At this early stage, your job is to help the owner determine if the project is feasible. But the owner is often accountable to other stakeholders whose support and buy-in is also necessary—not to mention potential funding sources who need to be equally bought in.
Your feasibility budget will help shape the proposals an owner presents to influential stakeholders. And your future profits depend as much on the owner impressing them as it does on you proving your worth to the owner.
When you use real-world, as-built cost data from similar projects to build your feasibility study, you don’t just give an owner information that’s persuasive to them, you provide what they need to present a compelling case to others.
For owners and lenders alike, the projected costs you provide are critical to the decision they’ll be making. And how you present those estimated costs can make a difference in how well they process the information and, as a result, how convinced they’ll be of the project’s success.
3. Position yourself as a partner in the budgetary estimating process.
When owners come to you with a feasibility bid request, they don’t yet know all of the specific details of the project. They may only have a general idea of what they want, with a few non-negotiable details.

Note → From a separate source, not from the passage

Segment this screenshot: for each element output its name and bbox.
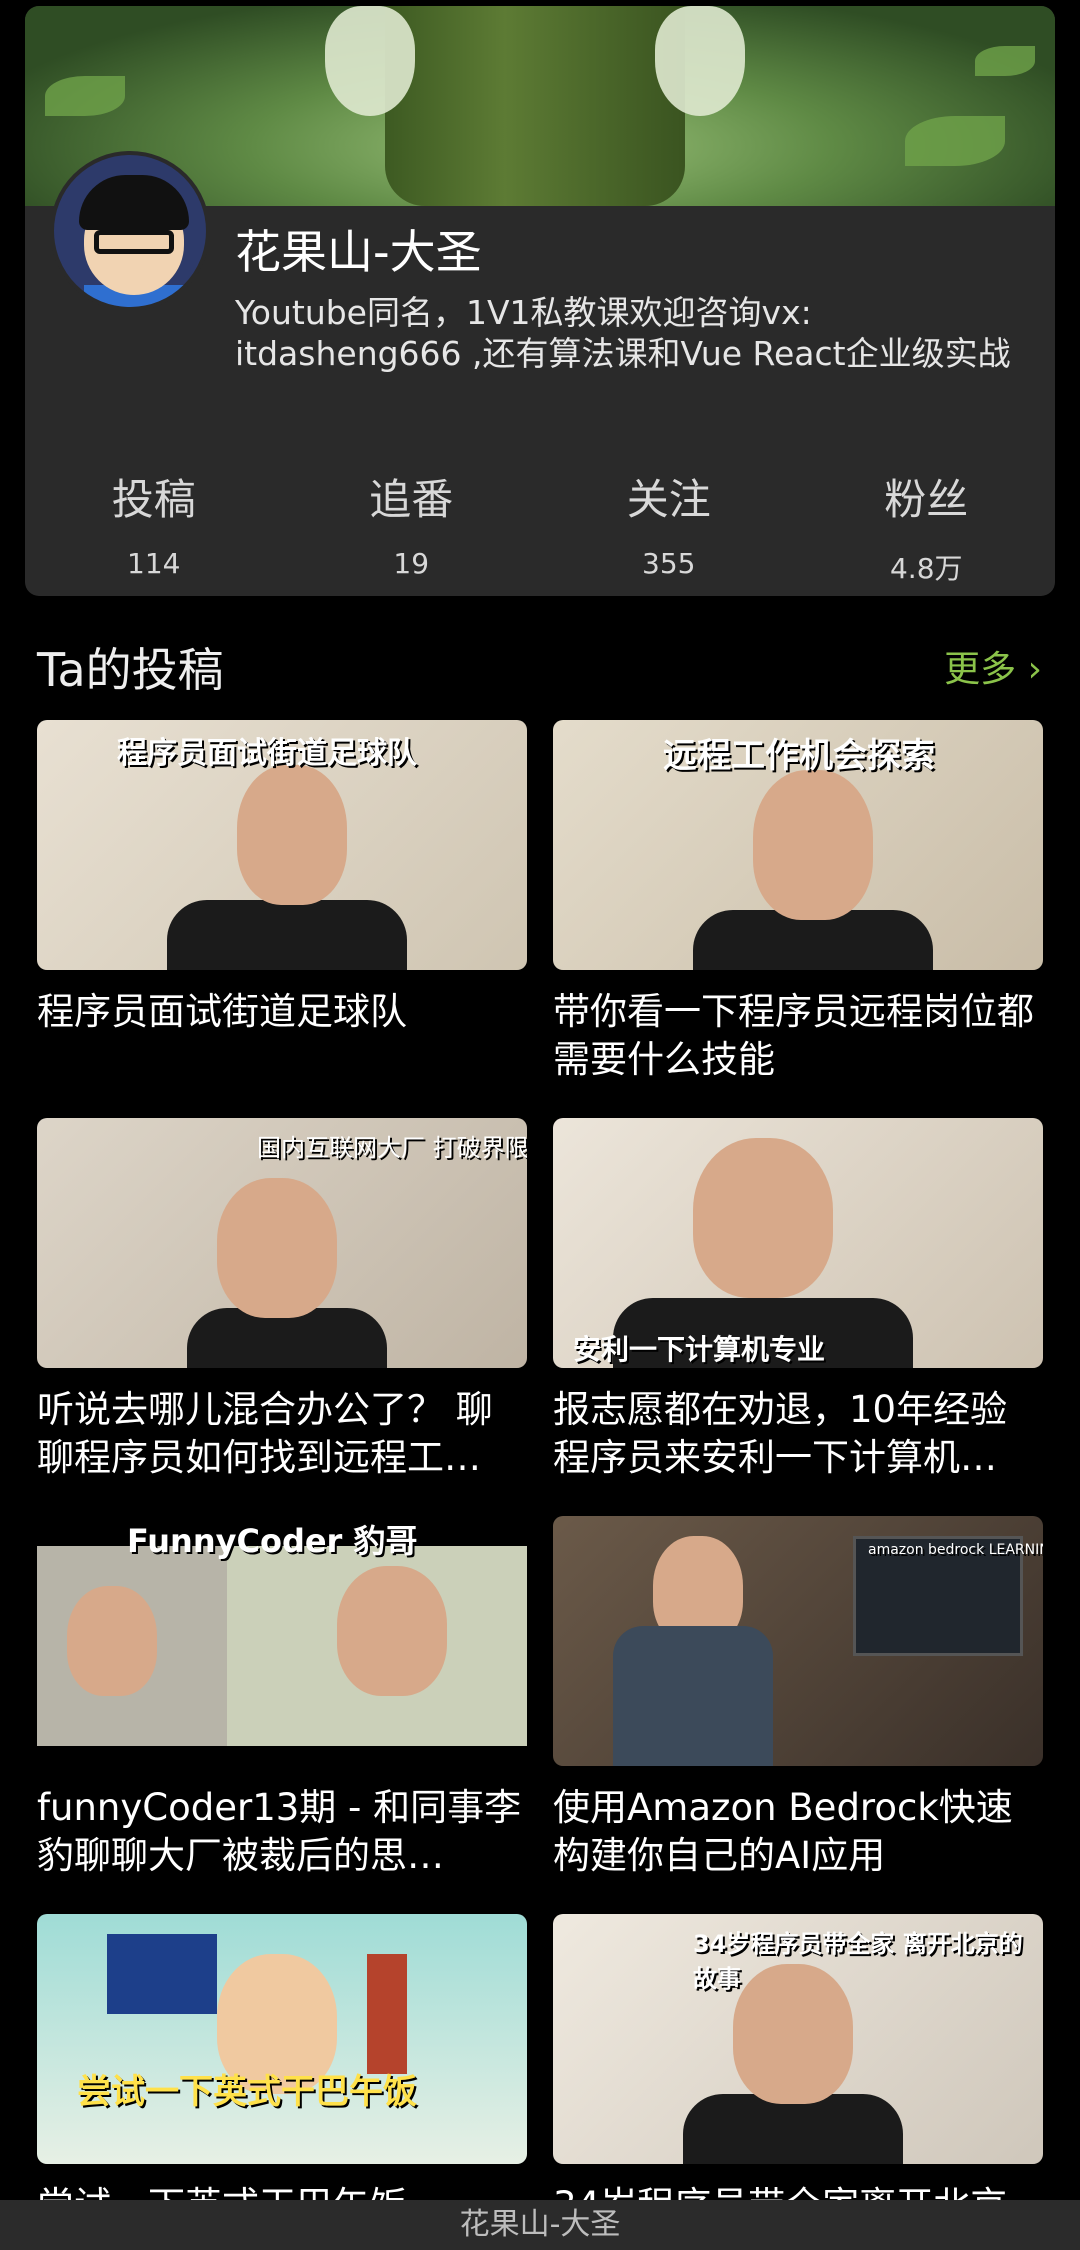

There are still a lot of factors that can change based on the information you provide them about cost and feasibility.
If it takes your team days to put together a conceptual estimate and days more to make changes to it based on new information, you’ll have a hard time helping the owner weigh their different options and come to the best conclusions for their project.
But if you have an efficient budgetary estimating process that allows your team to easily compare a current estimate to past project data and sub in new details as needed, you become a partner in helping the owner make decisions beyond the first feasibility budget you provide.
Maybe their initial vision of the project is out of their price range, but if you’re able to suggest a few small tweaks—like reducing the building footprint or selecting a different material for the exterior shell—you can get it back on budget. When you can easily explore different variations on the estimate, you help guide them toward the best choices with the budget and time they can afford.
Create Feasibility Budgets That Do More
A feasibility study that delivers the numbers is supplying the bare minimum. It may help you get the job, but it doesn’t give you much of an advantage over your competition. The cheapest bid isn’t the only factor in an owner’s decision. They also want a building they can be proud of. Your conceptual estimates are an opportunity to show an owner how you can help them make their vision a reality.
To start using your conceptual estimates to sell your firm’s expertise—and win more business in the process—you need an estimating process that showcases your relevant experience and past success. When you use the right tools, data, and approach, your conceptual estimates can give you a distinct competitive edge and position you as the best partner for the project.